I looked at him. “The Road?”
He gave a short nod of his head. The wires in his skull stretched as he did so. “The Road demands its sacrifices, as any self-respecting god would.”
“God?” I said. “So that would make you…what?”
He smiled. “Think of me as the high priest.” He began turning the chair around. “Shall we, then? Get on with it?”
I stood my ground. (Not as heroic or brave as it sounds—I was still scared as hell.) “What exactly are we getting on with?” He stopped, sighed, then turned back toward me. “Why must you try my patience so early on in our relationship, Driver?” “I wasn’t aware that we had a ‘relationship’.” “Oh, we do, Driver. That we do.” “What’s going on? What are you planning to do with me?”

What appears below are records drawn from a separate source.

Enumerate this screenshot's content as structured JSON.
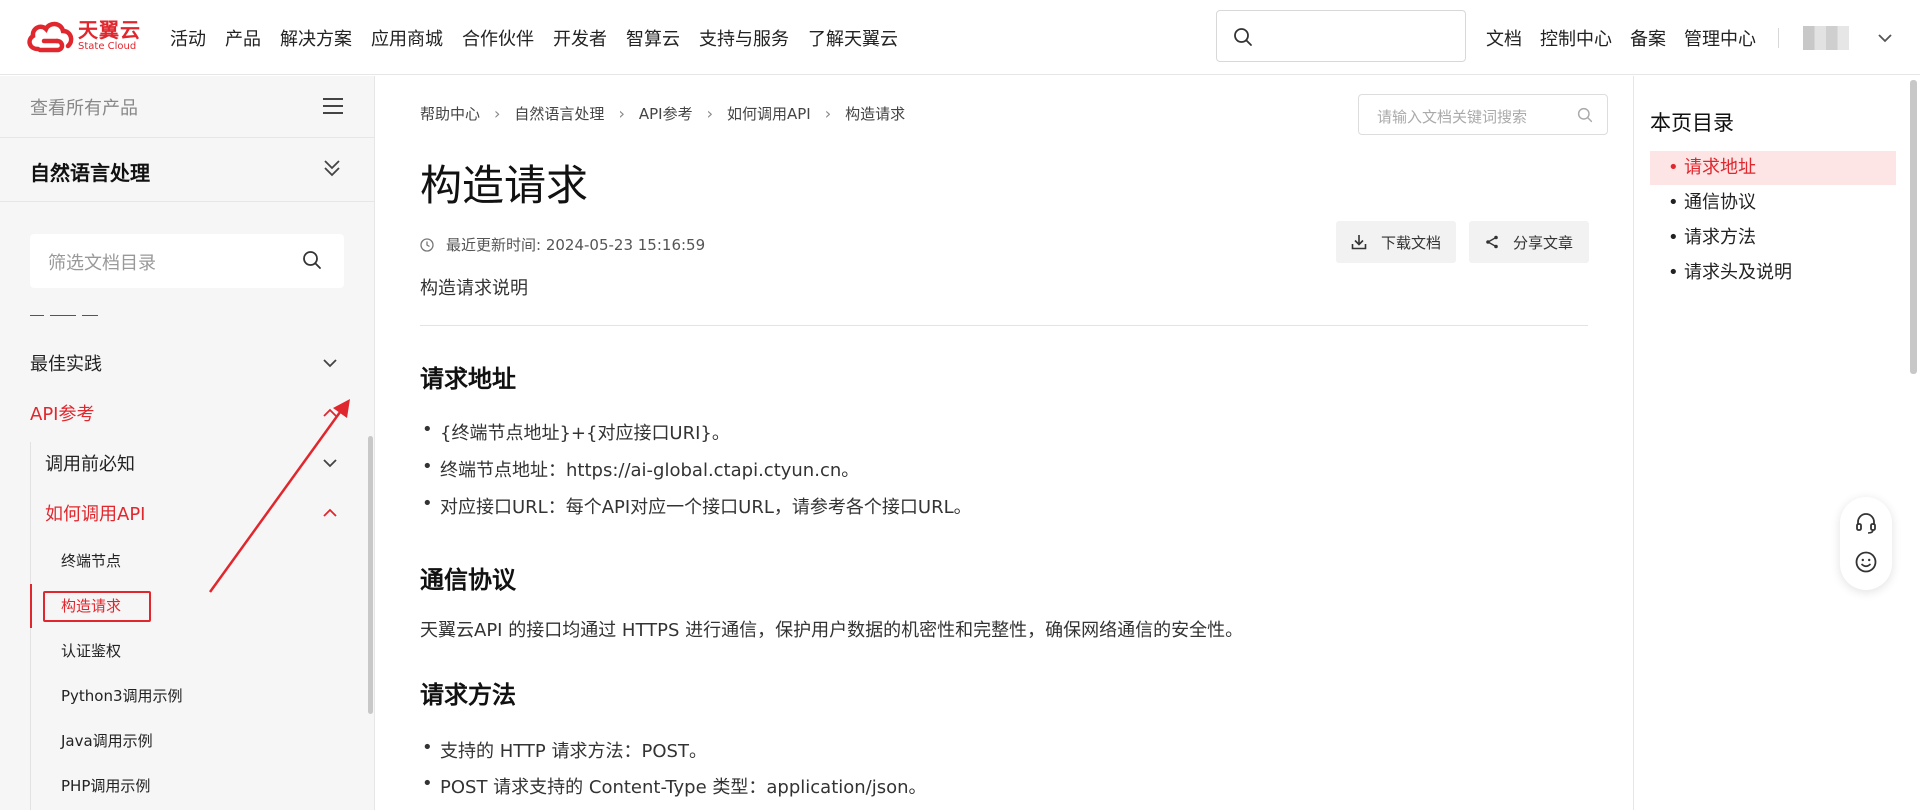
{
  "brand": {
    "name_cn": "天翼云",
    "name_en": "State Cloud",
    "color": "#e0272e"
  },
  "nav": [
    "活动",
    "产品",
    "解决方案",
    "应用商城",
    "合作伙伴",
    "开发者",
    "智算云",
    "支持与服务",
    "了解天翼云"
  ],
  "right_links": [
    "文档",
    "控制中心",
    "备案",
    "管理中心"
  ],
  "sidebar": {
    "all_products": "查看所有产品",
    "product": "自然语言处理",
    "filter_placeholder": "筛选文档目录",
    "items": [
      {
        "label": "最佳实践"
      },
      {
        "label": "API参考"
      },
      {
        "label": "调用前必知"
      },
      {
        "label": "如何调用API"
      }
    ],
    "subitems": [
      {
        "label": "终端节点"
      },
      {
        "label": "构造请求"
      },
      {
        "label": "认证鉴权"
      },
      {
        "label": "Python3调用示例"
      },
      {
        "label": "Java调用示例"
      },
      {
        "label": "PHP调用示例"
      }
    ]
  },
  "breadcrumb": [
    "帮助中心",
    "自然语言处理",
    "API参考",
    "如何调用API",
    "构造请求"
  ],
  "doc_search_placeholder": "请输入文档关键词搜索",
  "page": {
    "title": "构造请求",
    "updated": "最近更新时间: 2024-05-23 15:16:59",
    "download_label": "下载文档",
    "share_label": "分享文章",
    "intro": "构造请求说明",
    "sections": {
      "address": {
        "heading": "请求地址",
        "bullets": [
          "{终端节点地址}+{对应接口URI}。",
          "终端节点地址：https://ai-global.ctapi.ctyun.cn。",
          "对应接口URL：每个API对应一个接口URL，请参考各个接口URL。"
        ]
      },
      "protocol": {
        "heading": "通信协议",
        "text": "天翼云API 的接口均通过 HTTPS 进行通信，保护用户数据的机密性和完整性，确保网络通信的安全性。"
      },
      "method": {
        "heading": "请求方法",
        "bullets": [
          "支持的 HTTP 请求方法：POST。",
          "POST 请求支持的 Content-Type 类型：application/json。"
        ]
      }
    }
  },
  "toc": {
    "title": "本页目录",
    "items": [
      "请求地址",
      "通信协议",
      "请求方法",
      "请求头及说明"
    ]
  }
}
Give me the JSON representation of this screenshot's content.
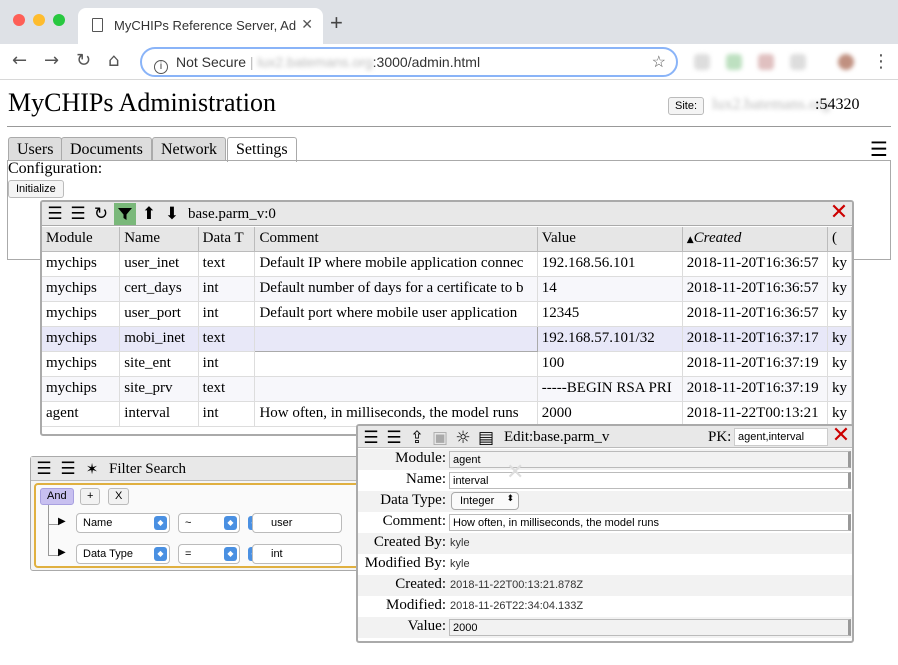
{
  "browser": {
    "tab_title": "MyCHIPs Reference Server, Ad",
    "tab_close": "✕",
    "new_tab": "+",
    "security_label": "Not Secure",
    "url_host": "lux2.batemans.org",
    "url_path": ":3000/admin.html"
  },
  "app": {
    "title": "MyCHIPs Administration",
    "site_label": "Site:",
    "site_host": "lux2.batemans.org",
    "site_port": ":54320",
    "tabs": [
      "Users",
      "Documents",
      "Network",
      "Settings"
    ],
    "active_tab": "Settings",
    "config_label": "Configuration:",
    "init_button": "Initialize"
  },
  "grid": {
    "title": "base.parm_v:0",
    "columns": [
      "Module",
      "Name",
      "Data T",
      "Comment",
      "Value",
      "Created",
      "("
    ],
    "rows": [
      [
        "mychips",
        "user_inet",
        "text",
        "Default IP where mobile application connec",
        "192.168.56.101",
        "2018-11-20T16:36:57",
        "ky"
      ],
      [
        "mychips",
        "cert_days",
        "int",
        "Default number of days for a certificate to b",
        "14",
        "2018-11-20T16:36:57",
        "ky"
      ],
      [
        "mychips",
        "user_port",
        "int",
        "Default port where mobile user application",
        "12345",
        "2018-11-20T16:36:57",
        "ky"
      ],
      [
        "mychips",
        "mobi_inet",
        "text",
        "",
        "192.168.57.101/32",
        "2018-11-20T16:37:17",
        "ky"
      ],
      [
        "mychips",
        "site_ent",
        "int",
        "",
        "100",
        "2018-11-20T16:37:19",
        "ky"
      ],
      [
        "mychips",
        "site_prv",
        "text",
        "",
        "-----BEGIN RSA PRI",
        "2018-11-20T16:37:19",
        "ky"
      ],
      [
        "agent",
        "interval",
        "int",
        "How often, in milliseconds, the model runs",
        "2000",
        "2018-11-22T00:13:21",
        "ky"
      ]
    ],
    "selected_row": 3
  },
  "filter": {
    "title": "Filter Search",
    "and_label": "And",
    "add_label": "+",
    "remove_label": "X",
    "rows": [
      {
        "field": "Name",
        "op": "~",
        "value": "user"
      },
      {
        "field": "Data Type",
        "op": "=",
        "value": "int"
      }
    ]
  },
  "edit": {
    "title": "Edit:base.parm_v",
    "pk_label": "PK:",
    "pk_value": "agent,interval",
    "fields": [
      {
        "label": "Module:",
        "value": "agent",
        "kind": "input"
      },
      {
        "label": "Name:",
        "value": "interval",
        "kind": "input"
      },
      {
        "label": "Data Type:",
        "value": "Integer",
        "kind": "select"
      },
      {
        "label": "Comment:",
        "value": "How often, in milliseconds, the model runs",
        "kind": "input"
      },
      {
        "label": "Created By:",
        "value": "kyle",
        "kind": "text"
      },
      {
        "label": "Modified By:",
        "value": "kyle",
        "kind": "text"
      },
      {
        "label": "Created:",
        "value": "2018-11-22T00:13:21.878Z",
        "kind": "text"
      },
      {
        "label": "Modified:",
        "value": "2018-11-26T22:34:04.133Z",
        "kind": "text"
      },
      {
        "label": "Value:",
        "value": "2000",
        "kind": "input"
      }
    ]
  },
  "icons": {
    "menu": "☰",
    "reload": "↻",
    "filter": "filter-icon",
    "sort_up": "⬆",
    "sort_down": "⬇",
    "close": "✕",
    "upload": "⇪",
    "settings": "☼"
  },
  "colors": {
    "close_red": "#cc0000",
    "filter_highlight": "#7ab87a",
    "and_button": "#c8c0f0",
    "filter_border": "#e0b040"
  }
}
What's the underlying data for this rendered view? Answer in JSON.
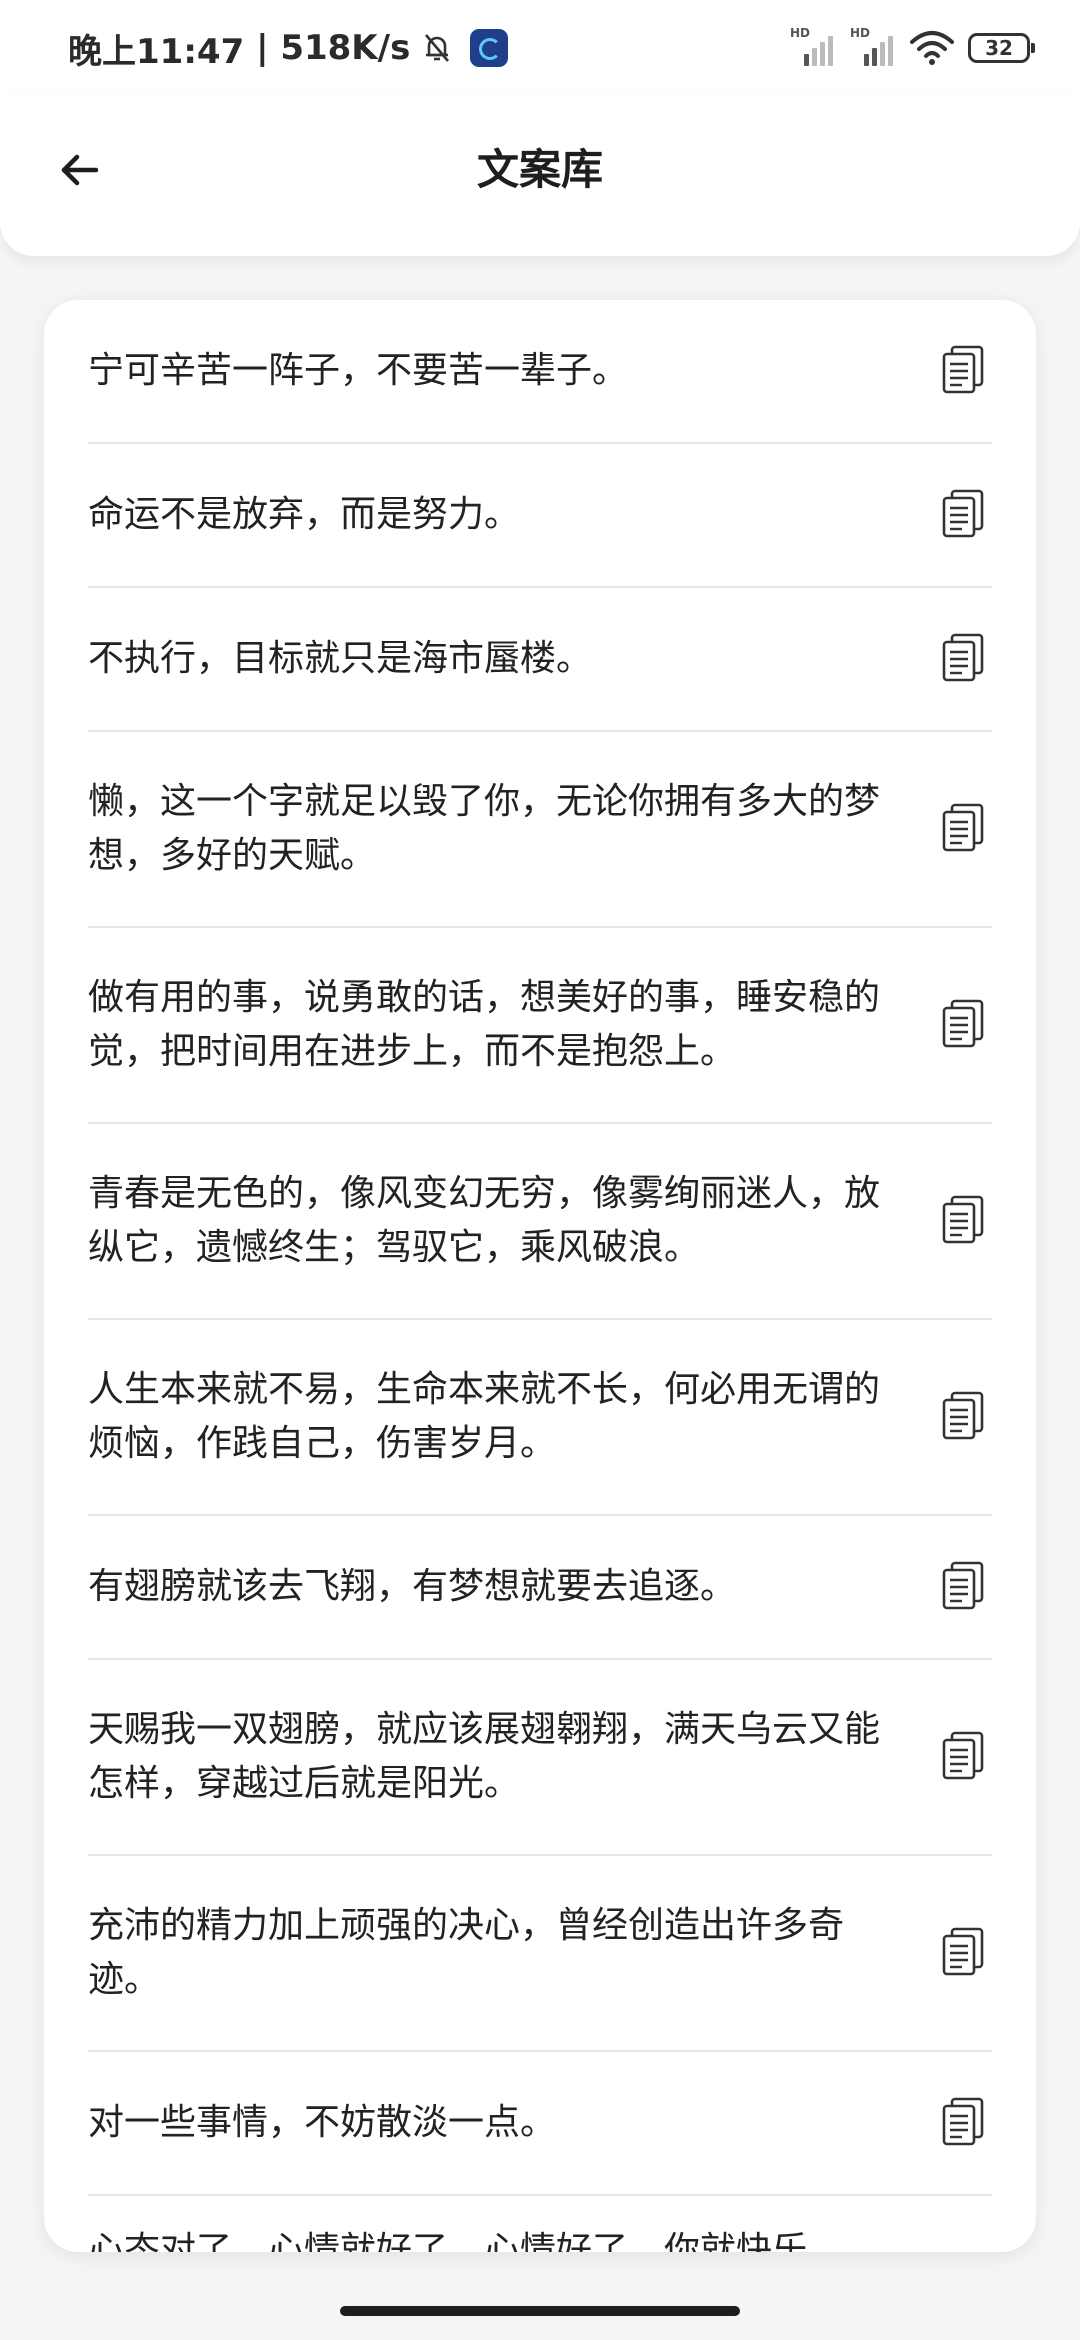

“That is for the Road, and not me, to decide. I am only your guide—and you’re making it dreadfully difficult for me to discharge that duty. What the Road decides, it decides between midnight and dawn. We have only a few hours remaining before your options run out. Cooperate, and you may just be on your way back home come first light. Continue to be difficult, and here you’ll remain for the rest of your days.” He rolled closer, glaring at me. “Do I make myself clear?”
“Yes sir.”
“Again with the ‘sir’ business. I could get used to that.”
We continued down the corridor toward a set of heavy iron doors. As we neared them, a security camera mounted over the top of the doorway made a soft whirr , a red light clicked on, and a set of locks within the doors disengaged.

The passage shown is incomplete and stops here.